I've never had a custard apple, but I'll certainly keep my eyes open for them! I've recently developed a love for okra, escargot, and blue cheese.
Separately, of course!

abi said...

wow, i am about to try one now!!! - so do we just it the flesh (not the skin) or do have to boil them or something?

abi said...

by the way - i am only 13 - so i guess the custard apple is the new begining to a a life of exotic fruits!

Bellini Valli said...

Living here in K-town it would be a rare experience to come across any of these fruits like custard apple or durian. I will get the opportunity to try them one day I am sure of it:D

Bernice said...

I LOVE THIS!!! I think I'm so blessed to be staying in Singapore, where most fruits are available. =D

Hillary said...

Wow...very interesting! Thanks for teaching us about custard apples!

Yvonne said...

My grandma had a custard apple tree in the front yard when I was growing up... Sadly, I don't remember ever trying one.
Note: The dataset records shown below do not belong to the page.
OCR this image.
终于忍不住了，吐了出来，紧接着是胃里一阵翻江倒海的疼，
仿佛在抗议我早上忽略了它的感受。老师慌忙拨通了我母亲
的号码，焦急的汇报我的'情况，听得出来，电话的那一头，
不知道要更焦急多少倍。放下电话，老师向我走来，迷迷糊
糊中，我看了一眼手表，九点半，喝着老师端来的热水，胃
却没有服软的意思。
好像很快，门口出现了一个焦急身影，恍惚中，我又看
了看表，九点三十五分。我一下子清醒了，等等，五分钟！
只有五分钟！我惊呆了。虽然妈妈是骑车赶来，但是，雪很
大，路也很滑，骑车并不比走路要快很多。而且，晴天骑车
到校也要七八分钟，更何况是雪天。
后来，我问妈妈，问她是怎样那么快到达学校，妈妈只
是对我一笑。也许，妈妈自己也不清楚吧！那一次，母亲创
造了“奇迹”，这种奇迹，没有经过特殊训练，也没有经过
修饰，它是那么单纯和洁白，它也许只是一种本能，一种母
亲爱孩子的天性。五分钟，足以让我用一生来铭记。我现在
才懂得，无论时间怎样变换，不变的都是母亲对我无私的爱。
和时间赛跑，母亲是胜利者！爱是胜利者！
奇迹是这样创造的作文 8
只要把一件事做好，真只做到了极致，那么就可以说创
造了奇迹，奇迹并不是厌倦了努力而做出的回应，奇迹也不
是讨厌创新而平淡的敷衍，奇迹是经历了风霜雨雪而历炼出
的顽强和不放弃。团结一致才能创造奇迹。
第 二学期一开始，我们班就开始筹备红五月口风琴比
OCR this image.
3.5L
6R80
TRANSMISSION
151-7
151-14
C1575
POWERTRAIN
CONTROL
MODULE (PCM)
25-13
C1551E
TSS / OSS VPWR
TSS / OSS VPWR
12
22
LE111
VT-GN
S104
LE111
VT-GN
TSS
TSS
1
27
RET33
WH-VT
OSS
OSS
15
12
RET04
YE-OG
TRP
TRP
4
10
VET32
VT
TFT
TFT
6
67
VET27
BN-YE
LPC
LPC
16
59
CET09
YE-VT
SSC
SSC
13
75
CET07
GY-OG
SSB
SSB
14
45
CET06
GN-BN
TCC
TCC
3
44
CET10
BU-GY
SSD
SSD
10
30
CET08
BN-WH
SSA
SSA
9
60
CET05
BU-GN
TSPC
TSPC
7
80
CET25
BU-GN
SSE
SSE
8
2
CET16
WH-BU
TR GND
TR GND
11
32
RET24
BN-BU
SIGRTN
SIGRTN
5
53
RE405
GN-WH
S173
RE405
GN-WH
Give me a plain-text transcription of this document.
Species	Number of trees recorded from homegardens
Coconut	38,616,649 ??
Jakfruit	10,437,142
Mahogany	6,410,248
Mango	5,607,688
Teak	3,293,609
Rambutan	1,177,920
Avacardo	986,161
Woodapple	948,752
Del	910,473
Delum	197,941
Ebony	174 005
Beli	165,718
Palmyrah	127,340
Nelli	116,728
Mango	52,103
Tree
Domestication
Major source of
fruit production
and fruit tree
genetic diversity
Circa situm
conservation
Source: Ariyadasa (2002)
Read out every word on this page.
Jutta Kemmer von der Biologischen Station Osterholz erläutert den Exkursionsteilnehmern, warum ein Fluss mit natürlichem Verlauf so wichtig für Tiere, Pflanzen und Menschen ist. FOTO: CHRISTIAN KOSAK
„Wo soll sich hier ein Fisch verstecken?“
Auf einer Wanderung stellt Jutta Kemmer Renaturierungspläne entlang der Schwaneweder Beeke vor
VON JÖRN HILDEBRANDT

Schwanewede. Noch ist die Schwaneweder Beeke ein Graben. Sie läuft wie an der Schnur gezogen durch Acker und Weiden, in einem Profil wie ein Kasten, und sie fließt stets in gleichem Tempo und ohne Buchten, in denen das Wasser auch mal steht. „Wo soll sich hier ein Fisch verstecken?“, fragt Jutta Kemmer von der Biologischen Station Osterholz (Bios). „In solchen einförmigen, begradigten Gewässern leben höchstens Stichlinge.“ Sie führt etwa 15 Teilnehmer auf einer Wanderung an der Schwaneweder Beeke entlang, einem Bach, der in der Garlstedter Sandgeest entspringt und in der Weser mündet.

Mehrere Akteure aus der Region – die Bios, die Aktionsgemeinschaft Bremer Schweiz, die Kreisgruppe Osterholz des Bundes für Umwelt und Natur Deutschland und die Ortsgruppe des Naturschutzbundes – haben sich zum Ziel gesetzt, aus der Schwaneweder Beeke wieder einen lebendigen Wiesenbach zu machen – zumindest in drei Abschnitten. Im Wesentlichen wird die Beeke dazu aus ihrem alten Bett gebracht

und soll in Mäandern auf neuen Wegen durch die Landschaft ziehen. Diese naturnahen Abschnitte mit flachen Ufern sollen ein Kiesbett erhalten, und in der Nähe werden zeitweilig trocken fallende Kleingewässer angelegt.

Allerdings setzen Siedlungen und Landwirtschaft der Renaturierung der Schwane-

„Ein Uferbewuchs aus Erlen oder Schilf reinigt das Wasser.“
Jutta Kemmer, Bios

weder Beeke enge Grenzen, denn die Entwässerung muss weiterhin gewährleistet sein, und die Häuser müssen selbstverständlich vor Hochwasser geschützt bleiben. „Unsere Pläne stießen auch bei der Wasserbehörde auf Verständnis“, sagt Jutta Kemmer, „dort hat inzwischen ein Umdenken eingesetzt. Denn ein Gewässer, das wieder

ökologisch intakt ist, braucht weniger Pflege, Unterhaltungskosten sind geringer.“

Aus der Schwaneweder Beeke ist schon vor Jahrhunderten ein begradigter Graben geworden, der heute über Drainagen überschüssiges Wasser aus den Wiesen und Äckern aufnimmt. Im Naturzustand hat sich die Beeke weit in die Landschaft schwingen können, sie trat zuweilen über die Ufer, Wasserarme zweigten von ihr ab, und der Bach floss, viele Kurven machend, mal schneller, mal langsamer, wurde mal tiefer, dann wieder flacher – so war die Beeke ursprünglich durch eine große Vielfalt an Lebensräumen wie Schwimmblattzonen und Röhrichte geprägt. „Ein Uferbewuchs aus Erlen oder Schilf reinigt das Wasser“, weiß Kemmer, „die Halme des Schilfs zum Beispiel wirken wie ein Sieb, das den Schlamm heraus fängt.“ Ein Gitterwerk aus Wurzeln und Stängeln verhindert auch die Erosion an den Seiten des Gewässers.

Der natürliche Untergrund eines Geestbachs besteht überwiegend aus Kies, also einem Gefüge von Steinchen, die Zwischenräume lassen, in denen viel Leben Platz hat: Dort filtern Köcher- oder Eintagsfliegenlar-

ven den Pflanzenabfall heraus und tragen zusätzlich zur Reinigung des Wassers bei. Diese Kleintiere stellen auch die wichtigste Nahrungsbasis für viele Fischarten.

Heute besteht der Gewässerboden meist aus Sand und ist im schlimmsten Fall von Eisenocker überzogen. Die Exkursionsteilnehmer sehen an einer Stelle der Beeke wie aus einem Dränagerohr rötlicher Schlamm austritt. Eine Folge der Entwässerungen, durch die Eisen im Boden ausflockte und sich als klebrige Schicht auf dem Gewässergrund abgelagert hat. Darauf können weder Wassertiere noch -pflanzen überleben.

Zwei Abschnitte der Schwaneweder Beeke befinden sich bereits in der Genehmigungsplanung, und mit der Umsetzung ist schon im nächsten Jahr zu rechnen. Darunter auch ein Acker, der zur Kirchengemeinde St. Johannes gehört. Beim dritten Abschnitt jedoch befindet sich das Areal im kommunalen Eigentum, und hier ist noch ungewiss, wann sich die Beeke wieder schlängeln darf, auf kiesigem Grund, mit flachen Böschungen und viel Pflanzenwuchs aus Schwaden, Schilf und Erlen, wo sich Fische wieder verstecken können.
But I do remember holding one in my hand as a little kid, and then dropping it, and it went SPLAT! all over the floor. (Or was it a dream?)

ale balanzario said...

In spanish we call them *chirimoya*, they are so tasty,

Anonymous said...

They are NOT chirimoyas as Ale Balanzario states. In Spanish it is called ANON. Chirimoyas are a diffrent fruit. And YES Anon's are delicious. We are lucky to live in Miami where they can be cultivated.

Anonymous said...

Cherimoya and Anona are both correct terms in Spanish for the same thing.

Anonymous said...

Unfortunately, Custard-Apples cause a quite severe form of Parkinson's disease if eaten too frequently. It is the number 1 cause of Parkinsonism in Guadaloupe - where they eat lots!